OUTGOING COUNTY COMMISSIONER OBERQUELL’S MOTIVES IN QUESTION
Thurston County Commissioner Diane Oberquell
The Olympian has run a story in recent days questioning the motives of retiring County Commissioner Diane Oberquell:
August 26th:
Oberquell records request called ‘exceptional’
Retiring commissioner sought information on failed legislation
“Thurston County Commissioner Diane Oberquell sent a state agency one of the biggest public records requests ever filed, costing the agency an estimated $9,000 for 300 hours of staff time and about $500 for printing almost 10,000 pages of documents.
Oberquell, acting as a private citizen, filed the request Feb. 9. She asked the office of state Attorney General Rob McKenna for records, e-mails and other documents that mention a failed bill in the state Legislature that would have required county commissioners to tape their closed-door executive sessions. Oberquell testified Feb. 5 against the bill…
Some observers, such as Rowland Thompson, executive director of Allied Daily Newspapers of Washington, and Olympia attorney Greg Overstreet, former special assistant to the state attorney general for government accountability, said Oberquell’s request appeared to be at least in part retaliation for a time-consuming public records request filed with Thurston County in 2006 by state Auditor Brian Sonntag.
Thurston County was one of 30 government agencies queried in a statewide performance audit to judge agency responsiveness to and compliance with the state Public Records Act.
In the project, which ran Nov. 2, 2006, through Jan. 30, 2007, Sonntag’s staff posed as citizens and asked for a test sample of records.
That triggered Oberquell to complain publicly in August 2007 that Sonntag was “asking us for things like a job description of the IT person, sheriff’s travel, (chief administrator) Don Krupp’s telephone records you know, things like that,” she said in a news story in The Olympian.
Thompson said if Oberquell’s effort was retaliatory, it backfired in that McKenna’s office, by fulfilling her request, upheld the public’s right to know…
In response to Oberquell’s request, the agency printed 9,800 pages at a cost of 5 cents a page, but Oberquell decided to take copies of only 60 pages and several CDs containing documents, for which she was charged $20, said Dan Sytman, a spokesman for McKenna’s office.
The 300 hours of staff time including managers, specialists and support staff cost an average of $30 an hour, or $9,000…
Agency staff members contacted Oberquell several times to “see if she could narrow the scope,” but the efforts were unsuccessful, he said.”
UPDATE: September 1, 2008
The Olympian Op-ED said this in today’s editions:
“Oberquell was spiteful, wrong
Citizen activism is a right. Harassment is not.
Thurston County Commissioner Diane Oberquell has submitted two voluminous public records requests to state agencies out of pure spite. It’s vindictiveness at its worst and as a public official, Oberquell should know better. She has embarrassed herself in her final days in office and her retaliatory requests for public records are yet another indication that at 20 years, she has stayed in office too long…

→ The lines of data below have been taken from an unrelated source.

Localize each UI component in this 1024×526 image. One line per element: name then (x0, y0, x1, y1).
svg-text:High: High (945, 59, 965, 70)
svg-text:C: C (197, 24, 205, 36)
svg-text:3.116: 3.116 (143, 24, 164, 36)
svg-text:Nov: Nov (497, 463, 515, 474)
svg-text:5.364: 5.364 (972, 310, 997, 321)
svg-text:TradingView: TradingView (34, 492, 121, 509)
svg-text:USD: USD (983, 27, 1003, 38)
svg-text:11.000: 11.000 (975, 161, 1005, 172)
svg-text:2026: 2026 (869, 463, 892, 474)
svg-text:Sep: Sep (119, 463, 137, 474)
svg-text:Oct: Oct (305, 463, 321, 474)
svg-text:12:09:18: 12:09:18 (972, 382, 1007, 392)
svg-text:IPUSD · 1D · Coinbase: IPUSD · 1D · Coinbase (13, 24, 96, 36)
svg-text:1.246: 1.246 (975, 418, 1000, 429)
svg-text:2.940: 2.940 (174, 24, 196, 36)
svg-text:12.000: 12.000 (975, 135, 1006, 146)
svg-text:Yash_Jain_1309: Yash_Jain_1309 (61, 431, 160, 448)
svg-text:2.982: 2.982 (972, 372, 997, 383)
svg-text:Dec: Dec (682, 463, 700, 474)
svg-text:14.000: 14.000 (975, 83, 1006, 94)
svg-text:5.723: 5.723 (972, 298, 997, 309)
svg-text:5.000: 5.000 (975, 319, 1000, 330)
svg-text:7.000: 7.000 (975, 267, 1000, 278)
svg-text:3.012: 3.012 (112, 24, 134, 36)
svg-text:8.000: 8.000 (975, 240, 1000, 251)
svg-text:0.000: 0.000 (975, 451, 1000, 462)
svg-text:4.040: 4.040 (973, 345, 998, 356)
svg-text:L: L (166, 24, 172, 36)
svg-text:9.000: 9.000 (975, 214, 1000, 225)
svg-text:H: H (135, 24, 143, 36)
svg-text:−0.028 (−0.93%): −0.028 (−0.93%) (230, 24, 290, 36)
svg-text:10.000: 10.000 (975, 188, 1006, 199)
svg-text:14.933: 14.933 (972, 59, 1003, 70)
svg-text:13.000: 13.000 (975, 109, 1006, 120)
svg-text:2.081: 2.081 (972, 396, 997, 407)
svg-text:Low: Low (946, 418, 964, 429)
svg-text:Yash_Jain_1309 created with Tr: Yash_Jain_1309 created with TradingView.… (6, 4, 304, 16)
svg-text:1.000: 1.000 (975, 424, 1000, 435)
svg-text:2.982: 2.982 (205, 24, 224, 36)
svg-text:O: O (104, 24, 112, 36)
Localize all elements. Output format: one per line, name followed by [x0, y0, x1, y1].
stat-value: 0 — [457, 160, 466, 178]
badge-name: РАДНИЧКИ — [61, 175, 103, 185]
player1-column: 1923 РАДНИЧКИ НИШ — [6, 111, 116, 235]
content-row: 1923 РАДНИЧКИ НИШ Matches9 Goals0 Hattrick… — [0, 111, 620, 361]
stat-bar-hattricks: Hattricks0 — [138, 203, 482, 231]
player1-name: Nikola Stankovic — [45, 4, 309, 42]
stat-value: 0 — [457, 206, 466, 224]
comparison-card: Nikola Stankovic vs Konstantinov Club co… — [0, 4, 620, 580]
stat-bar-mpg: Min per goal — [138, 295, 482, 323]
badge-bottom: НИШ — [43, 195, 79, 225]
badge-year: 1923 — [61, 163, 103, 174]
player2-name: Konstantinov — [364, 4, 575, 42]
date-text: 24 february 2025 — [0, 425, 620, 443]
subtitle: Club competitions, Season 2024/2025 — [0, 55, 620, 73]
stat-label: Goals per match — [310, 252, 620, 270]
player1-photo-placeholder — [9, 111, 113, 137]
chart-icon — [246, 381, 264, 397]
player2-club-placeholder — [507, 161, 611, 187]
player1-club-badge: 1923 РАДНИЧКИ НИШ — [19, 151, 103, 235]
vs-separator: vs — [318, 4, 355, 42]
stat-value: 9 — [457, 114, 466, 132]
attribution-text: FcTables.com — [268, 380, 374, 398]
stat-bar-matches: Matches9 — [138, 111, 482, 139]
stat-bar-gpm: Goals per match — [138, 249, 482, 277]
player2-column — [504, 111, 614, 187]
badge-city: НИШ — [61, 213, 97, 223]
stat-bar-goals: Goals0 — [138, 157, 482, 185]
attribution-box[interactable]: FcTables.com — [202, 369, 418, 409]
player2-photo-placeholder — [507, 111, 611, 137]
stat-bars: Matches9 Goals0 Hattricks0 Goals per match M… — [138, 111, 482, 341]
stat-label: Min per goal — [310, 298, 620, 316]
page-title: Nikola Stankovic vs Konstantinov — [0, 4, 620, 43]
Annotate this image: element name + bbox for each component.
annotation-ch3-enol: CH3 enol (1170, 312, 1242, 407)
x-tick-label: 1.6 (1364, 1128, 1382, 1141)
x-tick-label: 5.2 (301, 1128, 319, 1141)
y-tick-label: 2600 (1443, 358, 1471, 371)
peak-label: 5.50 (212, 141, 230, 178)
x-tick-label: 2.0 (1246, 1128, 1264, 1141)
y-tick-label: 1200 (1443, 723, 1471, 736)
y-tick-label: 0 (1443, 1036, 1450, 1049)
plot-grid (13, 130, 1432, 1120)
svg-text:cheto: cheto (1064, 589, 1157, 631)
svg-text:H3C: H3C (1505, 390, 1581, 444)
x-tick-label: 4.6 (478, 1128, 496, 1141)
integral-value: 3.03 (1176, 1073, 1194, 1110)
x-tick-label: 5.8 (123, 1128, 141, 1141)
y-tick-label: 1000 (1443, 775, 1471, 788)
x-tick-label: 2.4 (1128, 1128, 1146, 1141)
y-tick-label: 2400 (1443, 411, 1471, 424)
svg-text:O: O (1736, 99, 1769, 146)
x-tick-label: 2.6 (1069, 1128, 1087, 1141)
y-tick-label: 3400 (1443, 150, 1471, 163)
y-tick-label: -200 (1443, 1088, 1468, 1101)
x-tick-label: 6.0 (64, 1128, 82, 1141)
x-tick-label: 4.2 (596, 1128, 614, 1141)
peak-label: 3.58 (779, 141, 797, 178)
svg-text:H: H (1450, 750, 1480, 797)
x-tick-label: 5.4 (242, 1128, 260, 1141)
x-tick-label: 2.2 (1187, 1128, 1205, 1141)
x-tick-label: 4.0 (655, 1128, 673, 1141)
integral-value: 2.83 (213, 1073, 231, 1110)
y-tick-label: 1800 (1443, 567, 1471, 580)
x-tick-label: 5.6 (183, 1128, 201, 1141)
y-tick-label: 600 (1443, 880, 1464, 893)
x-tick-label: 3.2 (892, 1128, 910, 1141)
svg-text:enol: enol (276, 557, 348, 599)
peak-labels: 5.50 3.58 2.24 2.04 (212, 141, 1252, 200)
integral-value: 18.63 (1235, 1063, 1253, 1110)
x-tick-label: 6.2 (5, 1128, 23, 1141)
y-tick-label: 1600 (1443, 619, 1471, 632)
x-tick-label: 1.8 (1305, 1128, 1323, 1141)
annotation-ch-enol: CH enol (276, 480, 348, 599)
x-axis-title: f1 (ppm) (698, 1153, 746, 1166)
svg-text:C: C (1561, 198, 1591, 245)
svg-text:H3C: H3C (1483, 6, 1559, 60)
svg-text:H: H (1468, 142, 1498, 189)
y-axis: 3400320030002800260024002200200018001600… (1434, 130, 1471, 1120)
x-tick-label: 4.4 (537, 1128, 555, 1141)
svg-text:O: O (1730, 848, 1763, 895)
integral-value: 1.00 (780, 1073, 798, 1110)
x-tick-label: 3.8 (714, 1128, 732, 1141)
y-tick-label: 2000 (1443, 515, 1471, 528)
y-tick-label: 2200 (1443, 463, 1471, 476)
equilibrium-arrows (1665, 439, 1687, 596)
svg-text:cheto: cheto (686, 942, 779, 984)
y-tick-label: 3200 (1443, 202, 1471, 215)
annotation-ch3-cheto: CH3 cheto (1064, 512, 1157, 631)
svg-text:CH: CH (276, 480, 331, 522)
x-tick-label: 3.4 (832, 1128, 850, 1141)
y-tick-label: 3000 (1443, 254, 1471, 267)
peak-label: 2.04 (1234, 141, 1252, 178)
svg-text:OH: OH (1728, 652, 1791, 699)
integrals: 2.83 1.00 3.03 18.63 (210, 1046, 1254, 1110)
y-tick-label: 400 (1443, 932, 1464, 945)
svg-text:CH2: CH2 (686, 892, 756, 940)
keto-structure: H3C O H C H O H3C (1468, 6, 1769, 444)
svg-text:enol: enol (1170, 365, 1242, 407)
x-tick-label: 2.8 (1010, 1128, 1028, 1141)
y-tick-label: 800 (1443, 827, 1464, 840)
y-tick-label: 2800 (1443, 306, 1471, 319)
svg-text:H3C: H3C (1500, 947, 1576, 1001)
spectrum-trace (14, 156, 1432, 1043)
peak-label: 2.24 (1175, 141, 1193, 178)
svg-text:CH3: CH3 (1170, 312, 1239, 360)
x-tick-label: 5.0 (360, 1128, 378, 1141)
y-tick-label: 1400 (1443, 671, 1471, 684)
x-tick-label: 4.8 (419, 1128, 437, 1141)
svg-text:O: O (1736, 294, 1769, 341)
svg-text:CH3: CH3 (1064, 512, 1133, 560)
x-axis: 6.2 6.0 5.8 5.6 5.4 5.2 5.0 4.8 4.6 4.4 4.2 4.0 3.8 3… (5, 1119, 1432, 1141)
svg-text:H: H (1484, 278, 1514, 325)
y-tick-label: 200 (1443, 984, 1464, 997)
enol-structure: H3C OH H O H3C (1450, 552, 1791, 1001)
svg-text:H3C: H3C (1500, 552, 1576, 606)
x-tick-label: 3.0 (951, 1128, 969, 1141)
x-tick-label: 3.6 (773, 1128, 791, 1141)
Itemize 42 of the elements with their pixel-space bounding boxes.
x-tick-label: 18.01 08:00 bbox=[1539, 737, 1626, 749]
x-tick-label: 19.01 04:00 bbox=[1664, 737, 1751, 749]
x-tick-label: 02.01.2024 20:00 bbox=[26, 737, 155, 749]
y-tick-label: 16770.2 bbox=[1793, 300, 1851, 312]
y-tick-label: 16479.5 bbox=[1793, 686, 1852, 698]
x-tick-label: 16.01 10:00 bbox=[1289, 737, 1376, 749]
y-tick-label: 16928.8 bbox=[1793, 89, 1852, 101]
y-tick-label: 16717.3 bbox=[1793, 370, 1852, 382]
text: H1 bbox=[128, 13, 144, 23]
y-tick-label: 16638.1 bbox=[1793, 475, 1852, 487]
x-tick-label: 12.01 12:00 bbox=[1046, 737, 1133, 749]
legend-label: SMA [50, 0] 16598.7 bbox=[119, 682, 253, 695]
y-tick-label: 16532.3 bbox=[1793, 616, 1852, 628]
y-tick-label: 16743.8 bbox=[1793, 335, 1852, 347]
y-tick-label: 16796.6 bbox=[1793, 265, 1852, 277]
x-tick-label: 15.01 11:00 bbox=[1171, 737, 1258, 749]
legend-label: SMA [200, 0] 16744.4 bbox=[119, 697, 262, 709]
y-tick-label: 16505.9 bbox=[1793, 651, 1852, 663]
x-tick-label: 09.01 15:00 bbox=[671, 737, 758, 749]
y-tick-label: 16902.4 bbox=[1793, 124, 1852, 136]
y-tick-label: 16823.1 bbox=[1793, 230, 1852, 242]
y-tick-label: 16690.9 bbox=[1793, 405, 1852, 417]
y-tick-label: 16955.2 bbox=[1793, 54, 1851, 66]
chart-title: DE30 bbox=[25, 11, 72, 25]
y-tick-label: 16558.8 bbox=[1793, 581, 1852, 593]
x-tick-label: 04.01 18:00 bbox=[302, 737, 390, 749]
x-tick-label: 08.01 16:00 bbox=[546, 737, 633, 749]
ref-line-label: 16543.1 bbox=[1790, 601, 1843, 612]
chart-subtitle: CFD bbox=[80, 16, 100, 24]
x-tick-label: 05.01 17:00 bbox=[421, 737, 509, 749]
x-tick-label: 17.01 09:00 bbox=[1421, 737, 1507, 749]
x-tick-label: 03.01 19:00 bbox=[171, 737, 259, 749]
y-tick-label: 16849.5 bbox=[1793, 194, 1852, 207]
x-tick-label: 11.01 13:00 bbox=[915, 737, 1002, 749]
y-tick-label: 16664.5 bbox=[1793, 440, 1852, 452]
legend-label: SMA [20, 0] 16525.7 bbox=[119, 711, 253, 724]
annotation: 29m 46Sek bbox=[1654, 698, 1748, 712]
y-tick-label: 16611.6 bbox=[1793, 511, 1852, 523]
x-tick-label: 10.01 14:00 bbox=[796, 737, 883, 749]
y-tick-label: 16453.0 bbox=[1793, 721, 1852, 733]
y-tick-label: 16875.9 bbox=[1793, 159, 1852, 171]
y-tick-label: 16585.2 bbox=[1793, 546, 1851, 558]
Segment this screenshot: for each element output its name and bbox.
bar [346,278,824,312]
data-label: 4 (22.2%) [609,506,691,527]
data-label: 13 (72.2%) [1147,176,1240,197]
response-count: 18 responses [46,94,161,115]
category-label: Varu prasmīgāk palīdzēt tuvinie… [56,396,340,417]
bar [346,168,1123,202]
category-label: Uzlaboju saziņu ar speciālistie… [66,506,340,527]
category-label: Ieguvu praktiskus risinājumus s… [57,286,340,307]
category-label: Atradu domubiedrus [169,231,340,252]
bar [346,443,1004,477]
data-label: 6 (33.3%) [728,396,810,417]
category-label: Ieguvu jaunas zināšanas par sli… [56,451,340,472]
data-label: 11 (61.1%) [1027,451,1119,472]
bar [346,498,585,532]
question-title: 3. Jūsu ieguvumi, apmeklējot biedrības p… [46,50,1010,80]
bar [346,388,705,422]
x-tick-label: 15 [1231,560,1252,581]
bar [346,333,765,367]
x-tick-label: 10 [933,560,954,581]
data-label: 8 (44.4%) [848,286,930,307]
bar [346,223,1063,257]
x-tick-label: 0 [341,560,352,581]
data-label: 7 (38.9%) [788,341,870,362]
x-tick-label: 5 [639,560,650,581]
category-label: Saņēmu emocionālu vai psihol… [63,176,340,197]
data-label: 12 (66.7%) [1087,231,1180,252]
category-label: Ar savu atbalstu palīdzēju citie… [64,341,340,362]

Attorney Greg Overstreet, former open records ombudsman for the attorney general, said, “I think 99 percent of public records requests are made by well-meaning people — this seems to be the other 1 percent.”
As a county commissioner, Diane Oberquell has the same right as every other citizen to hold her government accountable. And while citizen activism is admirable, forcing taxpayers to cover the costs of retaliatory requests for public records crosses the line.
The sad reality is after 20 years of public service as county commissioner, Oberquell has ruined her reputation on her way out of office.”
ED NOTE: This writer has said the same thing twice in the last year : with another “indication that at 20 years, she has stayed in office too long.”
Mrs. Oberquell passed over her own Thurston County Planning Commission’s recommendations and citizen comments about the 2007 Yelm Comprehensive Plan Transportation Update, which will not reign in the continuing traffic issues here.
Further, The Olympian reported on June 16, 2008 that “Poor planning led to budget woes” with the Thurston County deficit and that lies directly at Mrs. Oberquell’s and her fellow Commissioners’ feet.